On nous promet toutefois des rencontres avec des lynx, des pumas, des condors, des dizaines d’espèces d’oiseaux, des écureuils des rochers et autres ratons.

Je suis surtout fascinée par la végétation, la géologie et l’histoire du Canyon car d’êtres vivants nous n’avons croisé la route que d’un corbeau et d’un papillon.

Pour une première mise en jambe, nous parcourons le sentier de Bright Angel Point. S’il est court, il permet quand même de capturer une vue spectaculaire du Canyon. Nous continuons par le sentier de Nature Trail, petite balade d’un kilomètre et demi qui comme son nom l’indique permet de découvrir la flore de la région.

Nous terminons la première journée par la randonnée du transept (4,8 kilomètres). Le sentier est bordé de fleurs roses, bleues et jaunes. On découvre alors un canyon adjacent au Grand Canyon.

Le second jour est consacré à l’exploration de la partie orientale du parc jusque Cape Final. Nous crapahutons sur le sentier de Cape Final (6,8 kilomètres) et les vues du Canyon sont extraordinaires. Au retour, nous nous arrêtons au belvédère de Walhalla.

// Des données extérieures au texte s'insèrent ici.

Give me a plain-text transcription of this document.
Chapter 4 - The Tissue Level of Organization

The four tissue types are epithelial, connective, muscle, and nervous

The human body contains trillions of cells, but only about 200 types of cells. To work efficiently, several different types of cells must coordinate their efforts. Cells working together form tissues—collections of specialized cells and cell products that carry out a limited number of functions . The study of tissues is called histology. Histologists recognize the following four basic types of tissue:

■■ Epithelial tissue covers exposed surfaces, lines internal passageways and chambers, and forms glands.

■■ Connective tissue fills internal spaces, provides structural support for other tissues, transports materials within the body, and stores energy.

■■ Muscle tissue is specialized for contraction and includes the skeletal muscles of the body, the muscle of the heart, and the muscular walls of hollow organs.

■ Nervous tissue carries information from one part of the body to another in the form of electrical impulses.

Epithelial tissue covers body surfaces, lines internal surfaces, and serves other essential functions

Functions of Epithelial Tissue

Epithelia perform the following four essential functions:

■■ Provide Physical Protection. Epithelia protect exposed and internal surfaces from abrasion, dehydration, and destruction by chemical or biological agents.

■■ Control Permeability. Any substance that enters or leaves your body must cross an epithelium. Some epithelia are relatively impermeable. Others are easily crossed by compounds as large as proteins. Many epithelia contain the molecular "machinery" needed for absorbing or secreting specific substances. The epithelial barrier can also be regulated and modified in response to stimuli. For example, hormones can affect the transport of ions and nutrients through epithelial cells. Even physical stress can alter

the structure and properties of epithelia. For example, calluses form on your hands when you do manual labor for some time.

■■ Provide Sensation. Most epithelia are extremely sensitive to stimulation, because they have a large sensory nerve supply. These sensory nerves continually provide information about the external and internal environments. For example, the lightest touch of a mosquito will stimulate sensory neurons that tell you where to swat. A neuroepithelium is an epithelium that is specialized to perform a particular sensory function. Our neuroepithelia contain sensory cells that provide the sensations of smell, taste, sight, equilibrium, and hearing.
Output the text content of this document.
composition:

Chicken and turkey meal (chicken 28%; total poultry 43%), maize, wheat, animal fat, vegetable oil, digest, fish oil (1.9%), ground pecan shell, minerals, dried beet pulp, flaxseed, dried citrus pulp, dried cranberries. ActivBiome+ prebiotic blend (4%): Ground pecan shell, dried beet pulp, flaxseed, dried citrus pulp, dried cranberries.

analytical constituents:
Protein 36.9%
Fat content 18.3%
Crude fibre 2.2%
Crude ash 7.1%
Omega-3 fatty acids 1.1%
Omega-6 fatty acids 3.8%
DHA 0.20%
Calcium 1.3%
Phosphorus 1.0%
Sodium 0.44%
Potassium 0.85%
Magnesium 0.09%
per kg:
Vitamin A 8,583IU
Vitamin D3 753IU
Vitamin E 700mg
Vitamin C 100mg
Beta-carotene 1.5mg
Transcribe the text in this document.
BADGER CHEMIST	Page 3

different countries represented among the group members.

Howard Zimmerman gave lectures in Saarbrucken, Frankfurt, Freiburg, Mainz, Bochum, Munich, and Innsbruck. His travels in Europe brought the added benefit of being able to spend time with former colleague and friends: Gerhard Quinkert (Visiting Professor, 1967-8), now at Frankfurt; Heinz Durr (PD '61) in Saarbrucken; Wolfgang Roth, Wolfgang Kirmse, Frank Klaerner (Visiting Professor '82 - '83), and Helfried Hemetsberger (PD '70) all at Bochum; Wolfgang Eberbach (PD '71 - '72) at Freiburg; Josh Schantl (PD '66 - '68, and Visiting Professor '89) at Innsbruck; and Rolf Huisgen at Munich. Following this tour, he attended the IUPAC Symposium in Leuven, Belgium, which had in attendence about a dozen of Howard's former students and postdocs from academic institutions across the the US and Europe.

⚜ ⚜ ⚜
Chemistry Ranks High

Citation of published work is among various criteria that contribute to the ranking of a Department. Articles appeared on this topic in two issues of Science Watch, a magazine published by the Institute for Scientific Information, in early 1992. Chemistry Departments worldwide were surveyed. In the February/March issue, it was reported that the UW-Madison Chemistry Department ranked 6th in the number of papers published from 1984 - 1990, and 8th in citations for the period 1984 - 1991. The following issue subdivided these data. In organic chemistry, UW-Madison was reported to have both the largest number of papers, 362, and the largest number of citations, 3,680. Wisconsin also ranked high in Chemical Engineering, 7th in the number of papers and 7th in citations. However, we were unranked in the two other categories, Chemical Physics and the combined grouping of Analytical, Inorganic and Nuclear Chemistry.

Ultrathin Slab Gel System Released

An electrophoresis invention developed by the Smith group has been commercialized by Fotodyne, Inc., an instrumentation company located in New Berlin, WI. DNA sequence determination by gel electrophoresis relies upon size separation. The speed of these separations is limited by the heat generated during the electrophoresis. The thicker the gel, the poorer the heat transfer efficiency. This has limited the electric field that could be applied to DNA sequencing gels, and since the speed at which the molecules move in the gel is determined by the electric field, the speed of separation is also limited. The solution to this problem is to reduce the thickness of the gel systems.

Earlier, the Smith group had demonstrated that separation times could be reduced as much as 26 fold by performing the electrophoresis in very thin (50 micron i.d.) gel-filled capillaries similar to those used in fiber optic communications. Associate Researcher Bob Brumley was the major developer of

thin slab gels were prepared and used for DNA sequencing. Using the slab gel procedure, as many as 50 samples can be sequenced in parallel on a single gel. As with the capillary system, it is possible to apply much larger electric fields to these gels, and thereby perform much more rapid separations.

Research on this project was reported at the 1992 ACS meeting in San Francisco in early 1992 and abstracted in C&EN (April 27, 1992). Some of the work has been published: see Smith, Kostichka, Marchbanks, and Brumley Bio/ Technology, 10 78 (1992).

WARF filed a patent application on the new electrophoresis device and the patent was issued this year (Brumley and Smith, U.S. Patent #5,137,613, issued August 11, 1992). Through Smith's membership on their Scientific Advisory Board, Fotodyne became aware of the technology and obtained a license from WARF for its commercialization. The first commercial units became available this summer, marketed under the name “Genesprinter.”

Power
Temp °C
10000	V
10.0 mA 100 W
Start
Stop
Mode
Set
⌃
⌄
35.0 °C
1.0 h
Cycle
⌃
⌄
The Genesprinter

Là, nous apprenons la présence ancestrale des Anasazi. En tout, près de 52 sites anasazi ont été recensés dans la zone. Seuls 10 ont été complétement explorés et la plus grande maison aurait compté 25 pièces. Les archéologues ont également retrouvé des outils, des ustensiles agricoles et des armes de chasse. La majorité de ces découvertes a été faite dans le Delta Unkar (mot paiute pour désigner la roche rouge) qu’on aperçoit depuis Cape Royal à côté du belvédère.

Vestiges anasazi

Les fermiers Anasazi faisaient très régulièrement le voyage du delta vers la rive nord, passant leurs étés sur la rive nord et le reste de l’année dans le canyon. Il leur fallait, semble-t-il, deux bonnes journées – harassantes – pour clore l’excursion. C’est aujourd’hui un peu compliqué à imaginer mais le peuple Anasazi cultivait des légumes et des légumineuses sur les terrasses au fond du canyon profitant de la proximité de l’eau. Sur la rive nord, ils chassaient le gibier et cueillaient des plantes médicinales ou des baies pour compléter leur régime alimentaire. L’hiver, la neige sur les hauteurs les chassait vers les profondeurs du canyon, dans le delta.

Gooseberries

Les archéologues estiment que le peuple Anasazi (ancêtre du peuple Hopi actuel) a quitté le canyon en 1150. Ils émettent l’hypothèse qu’une réduction des précipitations a forcé leur départ, l’activité agricole devenant plus compliquée.

En s’approchant de Cape Royal, on remarque que la végétation change. De larges étendues de buissons de sauge couvrent le sol, des pins pignon les encadrent, de délicates purshia égayent le tout.

L’apothéose est le coucher de soleil grandiose à Cape Royal après un détour par Angel’s Windows.